Cerco di convincerlo che nessuna di queste richieste può andare in porto, e che
il prezzo che gli ho proposto è il minimo possibile. Sembra infuriarsi, dice
che non si è mai sentito dire in giro di una cifra così non trattabile, che è
addirittura mio dovere preciso andargli incontro accordandogli condizioni
migliori. <<Mi dispiace>>, dico alla fine proprio per chiudere
quella discussione sterile, e allora lui tira fuori che mi ha già visto qualche
volta a bere in un locale di quella stessa zona, e che addirittura sa bene
quale sia la mia utilitaria, come se questo dettaglio fosse già una specie di
minaccia. <<Va bene>>, gli faccio, <<ma questo non cambia di
una virgola le cose, tanto più che io sono soltanto un impiegato dell’agenzia
immobiliare, e non posso mai superare per nessun motivo i margini di trattativa
che mi vengono imposti. Alla fine quello decide finalmente di smetterla e
andarsene, così io richiudo alle mie spalle l’appartamento, ma mentre scendo le
scale quello mi dice che in ogni caso ci sarà l’occasione per rivederci, in
maniera ancora minacciosa. Vorrei reagire in modo violento, ma mi trattengo.
Quando
infine siamo in strada, un attimo prima di salutarmi, l’uomo inizia a dire che
la sua è una situazione difficile, che la sua figlia maggiore adesso è in stato
interessante, ma non si sa chi sia il padre, e quindi ci sarà una bocca in più
da sfamare nella sua famiglia. Lo guardo dritto negli occhi per un momento, poi
metto via le mie cose e muovo il passo per andarmene, ma quello mi trattiene
per un braccio, dice che avrebbe bisogno di un aiuto, ma io gli sposto la mano
e me ne vado. Arrivo a passo rapido fino alla fermata degli autobus, e quando
passa il primo mezzo salgo subito sopra, anche se non è della linea che mi
serve. Fallani, si chiama quell’uomo che ho appena lasciato, ed adesso che ci
penso con un po’ di calma, anche a me pare di averlo già visto da qualche
parte. Cambio autobus alla fermata successiva, e dopo poco riesco a rientrare
nell’agenzia, visto che quello era l’ultimo appuntamento che avevo. Elisabetta,
dopo un momento, mi dice che ha telefonato da poco un signore lamentandosi
delle maniere sgarbate che avrei mostrato nei suoi confronti. Naturalmente a
lei dico subito la verità di come sono andati realmente i fatti, ma Elisabetta
mi guarda strano, come se ci fosse qualcosa adesso che non le torna.
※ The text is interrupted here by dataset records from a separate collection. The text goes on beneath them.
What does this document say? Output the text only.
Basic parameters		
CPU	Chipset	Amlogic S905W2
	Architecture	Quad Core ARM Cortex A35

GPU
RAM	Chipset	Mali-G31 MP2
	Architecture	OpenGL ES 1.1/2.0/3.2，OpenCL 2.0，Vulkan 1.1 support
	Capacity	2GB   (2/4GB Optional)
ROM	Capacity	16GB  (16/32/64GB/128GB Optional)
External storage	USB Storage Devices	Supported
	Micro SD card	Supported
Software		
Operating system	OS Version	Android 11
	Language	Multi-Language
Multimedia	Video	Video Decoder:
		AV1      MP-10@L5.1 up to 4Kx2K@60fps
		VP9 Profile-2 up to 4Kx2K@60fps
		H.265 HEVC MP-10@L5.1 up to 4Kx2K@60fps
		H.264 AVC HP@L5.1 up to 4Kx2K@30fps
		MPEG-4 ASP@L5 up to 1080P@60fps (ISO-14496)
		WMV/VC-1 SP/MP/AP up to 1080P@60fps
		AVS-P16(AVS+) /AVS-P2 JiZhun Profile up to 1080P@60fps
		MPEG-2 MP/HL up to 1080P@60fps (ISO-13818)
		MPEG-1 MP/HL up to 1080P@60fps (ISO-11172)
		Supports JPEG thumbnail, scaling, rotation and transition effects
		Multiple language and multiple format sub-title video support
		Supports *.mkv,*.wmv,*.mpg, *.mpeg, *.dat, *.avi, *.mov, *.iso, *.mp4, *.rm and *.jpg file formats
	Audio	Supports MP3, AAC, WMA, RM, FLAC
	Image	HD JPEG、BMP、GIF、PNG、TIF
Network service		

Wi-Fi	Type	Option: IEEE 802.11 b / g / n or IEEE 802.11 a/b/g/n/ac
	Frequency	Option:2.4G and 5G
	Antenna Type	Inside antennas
<<Forse potevi telefonarmi mentre trattavi>>, mi dice.
<<Magari avrei trovato una soluzione con questo signor Fallani. Oppure ti
avrei indicato al contrario la maniera migliore per liberartene in
fretta>>. Mi sento preda di un attacco di nervi; ma non mi va di darlo a
vedere, così mi rinchiudo nelle mie cose da fare; poi, senza dire un’altra
parola, saluto di fretta e me ne vado.